The immediate trading implications of the dYdX delisting vote are evident in the price and volume movements across multiple trading pairs. For instance, the FOXY/BTC pair saw a trading volume increase of 200% to 300 BTC at 14:30 UTC, while the MAVIA/ETH pair recorded a 150% increase to 250 ETH within the same timeframe (Binance, 2025). The VRTX/USDT pair experienced a 180% volume surge to 2.5 million USDT, and the SCRT/USDT pair saw a 120% increase to 1.8 million USDT (Huobi, 2025). These volume spikes suggest a rush to exit positions before the potential delisting takes effect. On-chain metrics further reveal a rise in the number of active addresses for FOXY by 30% to 2,300 and MAVIA by 25% to 1,800 within the first hour (Etherscan, 2025). The market sentiment appears to be shifting towards caution, as traders reevaluate their exposure to these tokens amidst the uncertainty of the vote outcome.
Technical analysis of the affected tokens shows bearish signals across the board. FOXY's 1-hour chart indicates a breakdown below the $1.25 support level at 14:15 UTC, with the RSI dropping to 30, signaling oversold conditions (TradingView, 2025). MAVIA's chart shows a similar pattern, breaking the $0.90 support at 14:20 UTC, with an RSI of 28 (TradingView, 2025). VRTX, SCRT, and PAIN also exhibit bearish trends, with VRTX breaking the $2.15 support at 14:10 UTC (RSI: 32), SCRT breaking $0.98 support at 14:15 UTC (RSI: 35), and PAIN breaking the $0.035 support at 14:05 UTC (RSI: 25) (TradingView, 2025). The moving averages for all these tokens are showing bearish crossovers, with the 50-day MA crossing below the 200-day MA for FOXY at 14:30 UTC, MAVIA at 14:25 UTC, VRTX at 14:20 UTC, SCRT at 14:15 UTC, and PAIN at 14:10 UTC (TradingView, 2025). These indicators suggest that the market is anticipating further downside for these tokens if the delisting goes through.
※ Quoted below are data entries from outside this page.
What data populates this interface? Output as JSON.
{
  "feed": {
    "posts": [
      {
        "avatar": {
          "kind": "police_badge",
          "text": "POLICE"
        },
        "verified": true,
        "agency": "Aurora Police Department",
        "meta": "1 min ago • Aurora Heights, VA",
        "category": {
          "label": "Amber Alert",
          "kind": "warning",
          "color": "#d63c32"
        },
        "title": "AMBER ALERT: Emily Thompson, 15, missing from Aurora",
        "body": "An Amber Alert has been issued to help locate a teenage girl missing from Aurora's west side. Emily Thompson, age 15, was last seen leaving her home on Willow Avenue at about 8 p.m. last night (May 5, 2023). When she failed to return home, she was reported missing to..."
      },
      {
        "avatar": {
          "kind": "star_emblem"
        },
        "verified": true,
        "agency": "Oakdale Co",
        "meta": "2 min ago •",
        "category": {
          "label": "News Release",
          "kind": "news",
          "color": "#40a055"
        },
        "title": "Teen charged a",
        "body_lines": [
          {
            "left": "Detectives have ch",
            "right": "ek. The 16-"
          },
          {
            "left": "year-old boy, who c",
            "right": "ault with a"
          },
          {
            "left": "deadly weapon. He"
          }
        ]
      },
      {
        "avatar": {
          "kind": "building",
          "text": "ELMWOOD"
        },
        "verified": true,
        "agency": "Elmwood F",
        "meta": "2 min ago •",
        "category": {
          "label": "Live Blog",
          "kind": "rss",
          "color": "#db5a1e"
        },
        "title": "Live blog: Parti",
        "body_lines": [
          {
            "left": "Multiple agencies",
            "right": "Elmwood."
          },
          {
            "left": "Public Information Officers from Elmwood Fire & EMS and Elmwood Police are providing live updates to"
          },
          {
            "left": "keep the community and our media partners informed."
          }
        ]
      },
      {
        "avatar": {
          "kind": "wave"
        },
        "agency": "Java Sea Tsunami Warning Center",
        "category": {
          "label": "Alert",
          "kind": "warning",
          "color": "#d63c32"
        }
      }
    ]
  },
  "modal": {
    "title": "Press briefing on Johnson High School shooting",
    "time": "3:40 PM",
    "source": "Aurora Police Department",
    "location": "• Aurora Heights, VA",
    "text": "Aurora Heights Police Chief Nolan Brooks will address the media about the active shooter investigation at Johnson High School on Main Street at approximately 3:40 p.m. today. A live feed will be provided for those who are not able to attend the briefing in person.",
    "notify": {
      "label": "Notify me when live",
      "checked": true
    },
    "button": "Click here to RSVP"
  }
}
Given the current market conditions and the potential impact of AI developments on the crypto market, it is essential to monitor how AI-driven trading algorithms might influence the voting outcome and subsequent price movements. AI-driven trading volumes for these tokens have increased by an average of 30% in the last 24 hours, with AI trading bots accounting for approximately 15% of the total trading volume for FOXY, MAVIA, VRTX, SCRT, and PAIN (Kaiko, 2025). The correlation between AI-related tokens like SingularityNET (AGIX) and Fetch.AI (FET) with the broader market, including Bitcoin (BTC) and Ethereum (ETH), shows a 0.65 correlation coefficient as of 14:00 UTC on February 17, 2025 (CryptoQuant, 2025). This indicates that AI developments can significantly influence market sentiment and trading strategies for both AI-specific and broader crypto assets. Traders should closely watch AI-driven sentiment analysis tools, which currently show a 10% increase in negative sentiment towards the affected tokens due to the delisting vote (Sentiment, 2025). This could present trading opportunities in AI-related tokens, as well as potential arbitrage opportunities between AI and non-AI tokens based on the evolving market dynamics.